The stolen things were returned, left one night in a chocolate box on the table on the terrace: the silver spoon, the key, a sad, little handful of mixed change … even the patch box, Julia’s gift.
‘Now we know,’ said Conrad, ‘if we didn’t before.’
Julia couldn’t look at them and her voice was bitter. ‘I’m only surprised he hadn’t sold them.’
Barbara wasn’t surprised. The things in themselves (except for Clarice’s money) were pathetic – hostages not only to fortune but to a dream.
Molly, whom she hadn’t seen in months, met her in a Lyons Corner House and listened expressionless, to the story, smoking cigarette after cigarette.
‘Have you seen him?’ Barbara asked. ‘Have you heard from him at all?’
‘No.’ Molly shook her head. ‘But then I often don’t. He comes and goes. I must say that as time went by I suspected all might not be well.’
‘You warned me.’
‘I did, but I didn’t seriously expect you to heed the warnings. Who would, with Johnny? I didn’t, but then I have my reasons to be eternally grateful to him, as I told you.’
‘If you’re in touch, Molly, will you tell him—?’
‘N
o.’ Molly raised a hand. ‘I’m not going to be your messenger.’
Her tone was matter-of-fact, rather than sharp. Barbara had been cut adrift.
Fifteen
1949
Johnny’s arms were submerged to the elbow in greasy, opaque water, on the surface of which scraps of food floated, some of which had certainly been in people’s mouths. Saliva, he tried not to think about that. The worn soles of his shoes were planted in a slick of the aforementioned grease, plus gravy, custard, slimy strands of fish skin, fat and vegetable matter, and whatever else had slithered from the piles of plates, before they were plunged into the filthy water. His feet were already dank where the moisture had seeped through, though not as bad as they would have been on a Saturday night. Codger, whose thankless and Sisyphean task it was to clean the kitchen during working hours, was mopping over the other side near the chefs. There he could make the most difference and be seen to be doing so. Any attempt to shift the culinary slurry by the sinks was generally accorded a waste of time until service was over.
The water in the sink needed changing, but Johnny was putting it off. If there was one thing worse than the disgusting soup he was delving around in, it was clawing out the slimy debris from the drain hole and transferring it to the nearly-full, galvanised tin bucket on the floor. And then the tap ran so slowly that further towers of plates would build up on the side while you waited. To his left was the rinsing sink, which also needed changing, and beyond that Aldo was on cutlery.
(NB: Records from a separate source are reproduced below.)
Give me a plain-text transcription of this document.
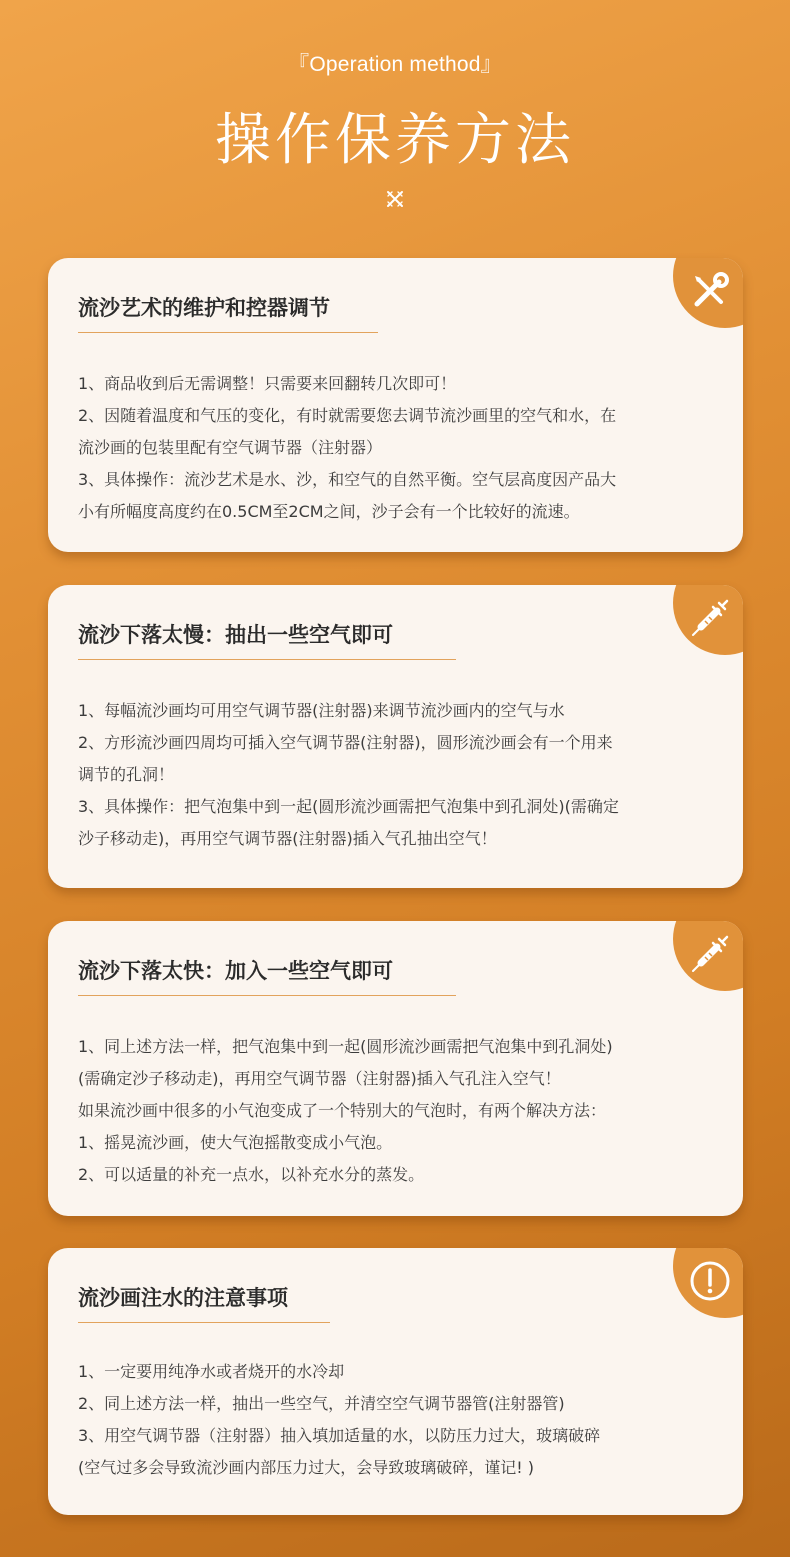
『Operation method』
操作保养方法
流沙艺术的维护和控器调节

1、商品收到后无需调整！只需要来回翻转几次即可！

2、因随着温度和气压的变化，有时就需要您去调节流沙画里的空气和水，在

流沙画的包装里配有空气调节器（注射器）

3、具体操作：流沙艺术是水、沙，和空气的自然平衡。空气层高度因产品大

小有所幅度高度约在0.5CM至2CM之间，沙子会有一个比较好的流速。

流沙下落太慢：抽出一些空气即可

1、每幅流沙画均可用空气调节器(注射器)来调节流沙画内的空气与水

2、方形流沙画四周均可插入空气调节器(注射器)，圆形流沙画会有一个用来

调节的孔洞！

3、具体操作：把气泡集中到一起(圆形流沙画需把气泡集中到孔洞处)(需确定

沙子移动走)，再用空气调节器(注射器)插入气孔抽出空气！

流沙下落太快：加入一些空气即可

1、同上述方法一样，把气泡集中到一起(圆形流沙画需把气泡集中到孔洞处)

(需确定沙子移动走)，再用空气调节器（注射器)插入气孔注入空气！

如果流沙画中很多的小气泡变成了一个特别大的气泡时，有两个解决方法：

1、摇晃流沙画，使大气泡摇散变成小气泡。

2、可以适量的补充一点水，以补充水分的蒸发。

流沙画注水的注意事项

1、一定要用纯净水或者烧开的水冷却

2、同上述方法一样，抽出一些空气，并清空空气调节器管(注射器管)

3、用空气调节器（注射器）抽入填加适量的水，以防压力过大，玻璃破碎

(空气过多会导致流沙画内部压力过大，会导致玻璃破碎，谨记! )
Another thing you didn’t want to dwell on was what survived between the tines of forks and on plates that arrived at the tables, with food already covering dried-on scabs of what had been there before. Glasses, the state of which was easily apparent to customers, were washed in a separate corner by Micky and Moira, who wore clean white overalls and wielded special cloths.